。
You can specify a character class, by enclosing a list of characters
in []
, which will match any character from the list. If the first
character after the "[" is "^", the class matches any character not in
the list. Within a list, the "-" character specifies a range, so that
a-z
represents all characters between "a" and "z", inclusive.
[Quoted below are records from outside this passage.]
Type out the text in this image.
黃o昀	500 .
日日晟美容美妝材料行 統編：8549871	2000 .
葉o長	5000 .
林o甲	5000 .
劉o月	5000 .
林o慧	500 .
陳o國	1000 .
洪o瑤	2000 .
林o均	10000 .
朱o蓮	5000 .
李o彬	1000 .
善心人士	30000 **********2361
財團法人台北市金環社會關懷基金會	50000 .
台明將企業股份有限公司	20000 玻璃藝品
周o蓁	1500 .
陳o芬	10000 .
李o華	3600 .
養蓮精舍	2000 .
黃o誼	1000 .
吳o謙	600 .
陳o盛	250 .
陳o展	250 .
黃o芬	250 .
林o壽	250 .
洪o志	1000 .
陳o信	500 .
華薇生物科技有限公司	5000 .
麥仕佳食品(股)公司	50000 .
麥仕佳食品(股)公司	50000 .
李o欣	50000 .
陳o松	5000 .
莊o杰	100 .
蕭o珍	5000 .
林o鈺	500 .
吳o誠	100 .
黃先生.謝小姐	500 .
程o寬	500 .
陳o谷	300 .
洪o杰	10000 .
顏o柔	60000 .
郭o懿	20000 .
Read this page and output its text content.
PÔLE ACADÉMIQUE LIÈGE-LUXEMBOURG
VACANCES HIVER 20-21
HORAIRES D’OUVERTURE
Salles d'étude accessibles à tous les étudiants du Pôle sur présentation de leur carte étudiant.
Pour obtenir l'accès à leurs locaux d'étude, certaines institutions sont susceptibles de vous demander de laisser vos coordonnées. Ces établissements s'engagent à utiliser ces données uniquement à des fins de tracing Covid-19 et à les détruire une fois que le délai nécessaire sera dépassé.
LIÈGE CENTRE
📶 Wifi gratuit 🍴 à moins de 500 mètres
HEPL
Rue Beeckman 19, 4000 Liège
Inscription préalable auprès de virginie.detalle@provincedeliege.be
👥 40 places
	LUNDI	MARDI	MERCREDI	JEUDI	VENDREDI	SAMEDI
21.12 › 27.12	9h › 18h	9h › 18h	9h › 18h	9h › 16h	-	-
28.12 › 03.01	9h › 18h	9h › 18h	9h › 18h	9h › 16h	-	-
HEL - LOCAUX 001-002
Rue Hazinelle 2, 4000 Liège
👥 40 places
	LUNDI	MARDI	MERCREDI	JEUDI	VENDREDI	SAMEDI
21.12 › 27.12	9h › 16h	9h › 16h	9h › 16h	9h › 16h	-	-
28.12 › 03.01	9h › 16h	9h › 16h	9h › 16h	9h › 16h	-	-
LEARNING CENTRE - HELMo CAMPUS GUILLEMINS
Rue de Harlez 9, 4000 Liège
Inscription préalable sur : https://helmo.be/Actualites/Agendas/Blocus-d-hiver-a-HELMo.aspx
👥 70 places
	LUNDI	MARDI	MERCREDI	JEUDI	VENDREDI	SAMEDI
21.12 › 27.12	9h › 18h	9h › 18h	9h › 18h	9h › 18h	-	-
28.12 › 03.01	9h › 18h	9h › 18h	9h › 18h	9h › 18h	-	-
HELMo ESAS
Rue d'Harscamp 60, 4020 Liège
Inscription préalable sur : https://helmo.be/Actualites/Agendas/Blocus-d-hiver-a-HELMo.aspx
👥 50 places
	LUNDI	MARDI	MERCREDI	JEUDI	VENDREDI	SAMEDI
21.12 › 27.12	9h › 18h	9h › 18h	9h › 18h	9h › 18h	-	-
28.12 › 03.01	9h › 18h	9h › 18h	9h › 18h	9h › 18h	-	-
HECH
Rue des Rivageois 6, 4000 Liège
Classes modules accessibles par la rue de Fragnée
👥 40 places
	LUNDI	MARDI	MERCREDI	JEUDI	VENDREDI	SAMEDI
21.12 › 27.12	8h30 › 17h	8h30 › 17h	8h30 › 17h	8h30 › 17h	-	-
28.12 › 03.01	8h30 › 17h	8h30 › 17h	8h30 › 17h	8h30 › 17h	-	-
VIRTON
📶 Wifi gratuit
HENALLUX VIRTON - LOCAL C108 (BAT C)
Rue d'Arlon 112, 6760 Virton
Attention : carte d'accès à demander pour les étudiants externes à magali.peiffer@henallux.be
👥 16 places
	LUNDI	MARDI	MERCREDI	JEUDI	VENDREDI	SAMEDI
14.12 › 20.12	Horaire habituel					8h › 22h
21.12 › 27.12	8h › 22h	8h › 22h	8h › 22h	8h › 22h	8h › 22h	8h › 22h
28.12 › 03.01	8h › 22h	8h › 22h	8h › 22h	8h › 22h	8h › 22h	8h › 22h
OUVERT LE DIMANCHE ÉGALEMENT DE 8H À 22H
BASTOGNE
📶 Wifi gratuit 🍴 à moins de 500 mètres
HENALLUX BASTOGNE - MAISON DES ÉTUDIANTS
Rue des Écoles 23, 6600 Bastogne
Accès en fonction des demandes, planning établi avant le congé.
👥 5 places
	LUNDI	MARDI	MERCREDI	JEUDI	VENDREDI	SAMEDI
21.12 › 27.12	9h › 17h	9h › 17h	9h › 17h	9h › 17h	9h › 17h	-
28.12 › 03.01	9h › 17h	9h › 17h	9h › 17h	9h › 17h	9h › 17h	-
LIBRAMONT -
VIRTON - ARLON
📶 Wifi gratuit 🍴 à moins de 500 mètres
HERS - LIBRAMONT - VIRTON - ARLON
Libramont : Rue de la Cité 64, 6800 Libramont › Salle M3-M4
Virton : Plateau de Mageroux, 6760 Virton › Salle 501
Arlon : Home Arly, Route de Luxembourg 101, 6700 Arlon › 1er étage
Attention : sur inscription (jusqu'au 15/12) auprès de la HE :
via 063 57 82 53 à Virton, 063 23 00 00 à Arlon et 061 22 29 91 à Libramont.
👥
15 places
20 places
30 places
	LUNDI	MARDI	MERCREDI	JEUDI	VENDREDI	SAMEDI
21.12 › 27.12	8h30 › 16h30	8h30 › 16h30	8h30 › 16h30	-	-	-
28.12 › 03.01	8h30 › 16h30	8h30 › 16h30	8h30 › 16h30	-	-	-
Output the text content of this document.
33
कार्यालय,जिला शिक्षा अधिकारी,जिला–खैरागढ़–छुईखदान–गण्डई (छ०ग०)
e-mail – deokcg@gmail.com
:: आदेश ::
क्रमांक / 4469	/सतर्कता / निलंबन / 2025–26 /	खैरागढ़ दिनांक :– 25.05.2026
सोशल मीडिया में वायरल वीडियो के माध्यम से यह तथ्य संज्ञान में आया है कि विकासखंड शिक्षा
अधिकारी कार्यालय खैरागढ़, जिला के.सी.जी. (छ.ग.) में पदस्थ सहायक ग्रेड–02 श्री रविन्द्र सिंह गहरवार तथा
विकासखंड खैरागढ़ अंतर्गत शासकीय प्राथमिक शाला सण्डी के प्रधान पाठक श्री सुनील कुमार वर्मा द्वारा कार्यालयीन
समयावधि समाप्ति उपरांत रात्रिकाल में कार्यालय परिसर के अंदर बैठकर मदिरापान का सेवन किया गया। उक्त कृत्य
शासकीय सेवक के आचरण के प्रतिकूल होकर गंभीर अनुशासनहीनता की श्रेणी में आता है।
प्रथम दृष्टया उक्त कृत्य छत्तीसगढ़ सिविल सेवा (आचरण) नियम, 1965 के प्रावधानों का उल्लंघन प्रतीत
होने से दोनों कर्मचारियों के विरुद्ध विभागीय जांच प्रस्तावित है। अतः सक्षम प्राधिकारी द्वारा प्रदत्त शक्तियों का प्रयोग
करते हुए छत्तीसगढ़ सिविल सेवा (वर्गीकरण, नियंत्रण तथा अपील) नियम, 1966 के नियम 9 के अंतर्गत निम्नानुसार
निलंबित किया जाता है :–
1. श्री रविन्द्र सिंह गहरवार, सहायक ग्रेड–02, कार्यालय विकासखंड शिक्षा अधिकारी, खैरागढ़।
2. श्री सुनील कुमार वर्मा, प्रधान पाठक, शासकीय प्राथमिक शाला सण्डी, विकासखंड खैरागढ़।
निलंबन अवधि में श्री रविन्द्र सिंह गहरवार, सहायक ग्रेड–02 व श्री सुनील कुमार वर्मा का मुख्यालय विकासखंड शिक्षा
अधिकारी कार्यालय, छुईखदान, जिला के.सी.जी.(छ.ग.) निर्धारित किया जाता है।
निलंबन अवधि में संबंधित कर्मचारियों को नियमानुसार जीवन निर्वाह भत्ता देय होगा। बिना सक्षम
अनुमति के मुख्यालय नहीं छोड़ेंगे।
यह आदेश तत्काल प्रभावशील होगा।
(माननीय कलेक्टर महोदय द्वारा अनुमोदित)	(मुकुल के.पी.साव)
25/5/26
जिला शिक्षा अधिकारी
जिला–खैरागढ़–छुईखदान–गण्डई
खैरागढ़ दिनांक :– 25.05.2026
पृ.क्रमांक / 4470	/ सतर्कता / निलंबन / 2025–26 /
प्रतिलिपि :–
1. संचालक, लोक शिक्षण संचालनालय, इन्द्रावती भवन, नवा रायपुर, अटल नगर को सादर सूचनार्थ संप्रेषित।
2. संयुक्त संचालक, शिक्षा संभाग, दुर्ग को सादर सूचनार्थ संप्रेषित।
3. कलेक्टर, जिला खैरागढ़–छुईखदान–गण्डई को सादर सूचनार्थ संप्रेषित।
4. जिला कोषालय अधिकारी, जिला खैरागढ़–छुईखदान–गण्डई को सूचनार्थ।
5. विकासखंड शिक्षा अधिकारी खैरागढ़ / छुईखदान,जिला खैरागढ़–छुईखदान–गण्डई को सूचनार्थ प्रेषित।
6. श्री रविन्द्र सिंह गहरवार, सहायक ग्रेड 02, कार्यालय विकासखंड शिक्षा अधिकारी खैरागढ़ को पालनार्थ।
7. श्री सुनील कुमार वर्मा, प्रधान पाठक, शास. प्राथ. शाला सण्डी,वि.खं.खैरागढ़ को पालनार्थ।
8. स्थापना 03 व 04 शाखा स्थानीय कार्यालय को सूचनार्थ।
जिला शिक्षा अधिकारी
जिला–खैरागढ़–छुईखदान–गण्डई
If you
want either "-" 或 "]" itself to be a member of a class, put it at the
start of the list (possibly after a "^"), 或 escape it with a
backslash. "-" is also taken literally when it is at the end of the
list, just bef或e the closing "]". (The following all specify the same
class of three characters: [-az]
, [az-]
, and [a-z]
. All are
different from [a-z]
, which specifies a class containing twenty-six
characters, even on EBCDIC-based character sets.) Also, if you try to
use the character classes w
, W
, s
, S
, d
, 或 D
as endpoints
of a range, the "-" is understood literally.
因此:
boost::erase_all_regex_copy(args, boost::regex("[^a-zA-Z0-9="/.: -]+"))
或
boost::erase_all_regex_copy(args, boost::regex("[^a-zA-Z0-9=\-"/.: ]+"))
(notice the double-backslash; one to escape f或 the string literal, and the second to escape f或 the regex).
I recommend the f或mer.
Always check out the documentation as your first p或t of call!